The division of the sky into 30-degree gores was Babylonian. The naming of each gore by a particular constellation came later. The Babylonian number system worked in multiples and factors of 60, so 12 divisions with 30 degrees in each was a neat arrangement. The fact that the sun moved by about one division in the time it took the moon to make a complete circuit was merely a nice coincidence. But it isn't exact and can't justify the division into 30-degree sections.

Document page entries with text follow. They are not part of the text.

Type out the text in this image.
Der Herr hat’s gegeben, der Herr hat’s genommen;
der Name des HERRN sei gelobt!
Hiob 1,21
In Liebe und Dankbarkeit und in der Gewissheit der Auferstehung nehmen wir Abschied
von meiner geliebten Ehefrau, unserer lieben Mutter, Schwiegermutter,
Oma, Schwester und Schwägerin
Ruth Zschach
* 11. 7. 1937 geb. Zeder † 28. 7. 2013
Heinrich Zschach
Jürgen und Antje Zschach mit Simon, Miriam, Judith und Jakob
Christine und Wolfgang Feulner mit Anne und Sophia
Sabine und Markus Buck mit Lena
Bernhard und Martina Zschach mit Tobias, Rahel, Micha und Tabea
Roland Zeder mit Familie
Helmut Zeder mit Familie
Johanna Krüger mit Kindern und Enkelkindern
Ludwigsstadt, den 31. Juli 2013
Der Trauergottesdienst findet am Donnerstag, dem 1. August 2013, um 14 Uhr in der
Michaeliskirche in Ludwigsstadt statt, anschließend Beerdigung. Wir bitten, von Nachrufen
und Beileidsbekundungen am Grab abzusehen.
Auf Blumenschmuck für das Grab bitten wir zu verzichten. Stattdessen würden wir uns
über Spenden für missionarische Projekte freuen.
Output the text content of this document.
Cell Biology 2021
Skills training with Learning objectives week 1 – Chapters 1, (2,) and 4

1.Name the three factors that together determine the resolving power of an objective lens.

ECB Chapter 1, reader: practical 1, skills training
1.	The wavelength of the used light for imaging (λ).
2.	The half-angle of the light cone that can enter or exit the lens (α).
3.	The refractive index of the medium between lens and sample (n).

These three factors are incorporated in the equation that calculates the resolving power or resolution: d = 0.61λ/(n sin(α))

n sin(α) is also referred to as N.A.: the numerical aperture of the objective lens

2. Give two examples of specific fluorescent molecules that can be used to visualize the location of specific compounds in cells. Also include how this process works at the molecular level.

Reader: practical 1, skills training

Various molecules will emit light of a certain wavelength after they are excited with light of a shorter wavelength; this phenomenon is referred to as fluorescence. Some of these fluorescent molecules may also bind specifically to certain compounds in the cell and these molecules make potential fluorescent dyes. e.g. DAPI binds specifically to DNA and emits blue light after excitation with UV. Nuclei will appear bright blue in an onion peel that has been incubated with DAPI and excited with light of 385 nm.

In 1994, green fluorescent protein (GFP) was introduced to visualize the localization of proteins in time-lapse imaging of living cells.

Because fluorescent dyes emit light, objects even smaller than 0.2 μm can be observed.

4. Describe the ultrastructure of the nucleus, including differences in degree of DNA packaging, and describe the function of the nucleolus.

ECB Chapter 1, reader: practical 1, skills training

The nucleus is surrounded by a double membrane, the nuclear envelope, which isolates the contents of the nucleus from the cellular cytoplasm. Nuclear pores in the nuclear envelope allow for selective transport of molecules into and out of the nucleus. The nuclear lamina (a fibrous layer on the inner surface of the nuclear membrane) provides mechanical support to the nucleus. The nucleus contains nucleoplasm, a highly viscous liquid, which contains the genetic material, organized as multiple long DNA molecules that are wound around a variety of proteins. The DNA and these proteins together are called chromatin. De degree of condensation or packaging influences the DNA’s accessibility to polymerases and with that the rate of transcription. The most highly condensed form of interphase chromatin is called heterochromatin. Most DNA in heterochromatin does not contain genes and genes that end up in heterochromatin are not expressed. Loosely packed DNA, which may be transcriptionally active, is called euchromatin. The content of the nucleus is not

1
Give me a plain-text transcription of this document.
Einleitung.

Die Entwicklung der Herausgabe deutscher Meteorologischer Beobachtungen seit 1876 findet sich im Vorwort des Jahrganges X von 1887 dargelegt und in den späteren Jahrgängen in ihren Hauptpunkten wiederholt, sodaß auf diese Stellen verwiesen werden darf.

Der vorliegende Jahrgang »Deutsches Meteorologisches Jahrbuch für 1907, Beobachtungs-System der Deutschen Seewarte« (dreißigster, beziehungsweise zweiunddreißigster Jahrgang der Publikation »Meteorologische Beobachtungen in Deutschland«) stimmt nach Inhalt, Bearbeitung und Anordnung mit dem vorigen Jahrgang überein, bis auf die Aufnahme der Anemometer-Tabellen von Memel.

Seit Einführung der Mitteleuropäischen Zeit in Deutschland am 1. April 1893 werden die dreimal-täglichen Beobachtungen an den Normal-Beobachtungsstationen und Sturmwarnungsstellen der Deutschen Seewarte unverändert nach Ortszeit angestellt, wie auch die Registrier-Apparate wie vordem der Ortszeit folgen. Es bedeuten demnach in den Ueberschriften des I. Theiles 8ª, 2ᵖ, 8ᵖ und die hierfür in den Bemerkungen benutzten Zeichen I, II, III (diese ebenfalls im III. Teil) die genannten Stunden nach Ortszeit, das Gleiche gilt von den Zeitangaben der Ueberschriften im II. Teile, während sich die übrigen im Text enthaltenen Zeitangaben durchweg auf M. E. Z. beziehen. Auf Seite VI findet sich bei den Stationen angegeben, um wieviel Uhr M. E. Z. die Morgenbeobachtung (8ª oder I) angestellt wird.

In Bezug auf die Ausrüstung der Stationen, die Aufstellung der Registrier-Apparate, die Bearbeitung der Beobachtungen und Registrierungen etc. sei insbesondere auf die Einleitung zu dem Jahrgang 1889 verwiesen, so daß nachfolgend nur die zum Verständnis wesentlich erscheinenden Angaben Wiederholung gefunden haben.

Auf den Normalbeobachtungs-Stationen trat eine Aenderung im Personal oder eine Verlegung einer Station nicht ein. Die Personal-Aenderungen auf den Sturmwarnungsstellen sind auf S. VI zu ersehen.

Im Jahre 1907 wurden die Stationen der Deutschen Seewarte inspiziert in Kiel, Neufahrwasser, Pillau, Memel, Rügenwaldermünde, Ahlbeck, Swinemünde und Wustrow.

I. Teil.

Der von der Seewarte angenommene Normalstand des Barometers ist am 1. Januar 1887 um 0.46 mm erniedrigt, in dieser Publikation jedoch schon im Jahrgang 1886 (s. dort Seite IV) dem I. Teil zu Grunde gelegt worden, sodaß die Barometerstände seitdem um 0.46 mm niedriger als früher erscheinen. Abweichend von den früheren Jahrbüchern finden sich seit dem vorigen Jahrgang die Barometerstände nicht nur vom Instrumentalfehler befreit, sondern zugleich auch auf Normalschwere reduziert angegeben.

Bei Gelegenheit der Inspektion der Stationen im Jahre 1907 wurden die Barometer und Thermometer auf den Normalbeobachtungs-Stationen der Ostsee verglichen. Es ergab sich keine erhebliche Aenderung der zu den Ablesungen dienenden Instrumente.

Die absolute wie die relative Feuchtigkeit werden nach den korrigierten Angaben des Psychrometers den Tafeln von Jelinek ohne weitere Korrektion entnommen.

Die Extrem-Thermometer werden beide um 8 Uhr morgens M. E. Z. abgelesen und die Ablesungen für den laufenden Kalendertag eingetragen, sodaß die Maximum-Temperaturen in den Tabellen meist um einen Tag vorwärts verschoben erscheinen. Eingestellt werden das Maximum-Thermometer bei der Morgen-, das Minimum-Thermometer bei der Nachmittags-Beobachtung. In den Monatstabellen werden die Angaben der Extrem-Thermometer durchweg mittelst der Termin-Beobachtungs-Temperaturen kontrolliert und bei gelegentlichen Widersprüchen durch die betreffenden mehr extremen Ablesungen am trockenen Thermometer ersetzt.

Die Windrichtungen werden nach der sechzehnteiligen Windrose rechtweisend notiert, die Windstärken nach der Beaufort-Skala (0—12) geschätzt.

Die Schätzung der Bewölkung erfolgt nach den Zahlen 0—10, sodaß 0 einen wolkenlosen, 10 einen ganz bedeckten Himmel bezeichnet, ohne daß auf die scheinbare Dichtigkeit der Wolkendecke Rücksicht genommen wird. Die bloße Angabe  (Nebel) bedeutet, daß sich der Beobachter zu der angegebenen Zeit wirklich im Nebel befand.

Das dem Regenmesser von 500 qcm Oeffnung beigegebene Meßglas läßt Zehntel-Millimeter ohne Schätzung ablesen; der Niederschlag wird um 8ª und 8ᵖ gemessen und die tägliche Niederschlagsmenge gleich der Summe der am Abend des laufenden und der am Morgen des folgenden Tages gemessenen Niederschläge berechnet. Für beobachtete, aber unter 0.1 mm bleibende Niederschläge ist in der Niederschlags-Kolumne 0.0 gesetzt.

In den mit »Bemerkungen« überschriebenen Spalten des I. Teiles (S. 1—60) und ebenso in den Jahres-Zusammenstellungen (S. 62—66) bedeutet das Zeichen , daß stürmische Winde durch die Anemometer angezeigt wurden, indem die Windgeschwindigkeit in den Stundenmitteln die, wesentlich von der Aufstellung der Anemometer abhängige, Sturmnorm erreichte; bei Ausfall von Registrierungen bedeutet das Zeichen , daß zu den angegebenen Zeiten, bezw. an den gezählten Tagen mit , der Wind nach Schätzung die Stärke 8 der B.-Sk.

The naming of the sections by constellations came later. The list of 12 constellations is newer than the division of the sky. For example, the constellation of the scales didn't exist, and those stars were consider to be the claws of the scorpion. And of course the sun travels through the snake holder. So the division is not based only on the constellations that the sun passes through
Babylonian astronomers chose particular stars that were at 30 degree intervals, and then measuring relative to these stars. So they might say "Ahead of the rear twin (Pollox) by 10 degrees." The constellations that contained these reference stars then became the 12 zodiac constellations (which is why the snake holder got left out) And since two stars came from the scorpion, later astronomers split it off from the rest of the scorpion.
This system gives a basic framework for describing the ecliptic longitude of a planet. But it is unsuited to the accuracy required for modern astronomy. So modern astronomers use numbers for coordinates, fixing the coordinates to the position of the vernal equinox, and have dropped the constellations as a coordinate system.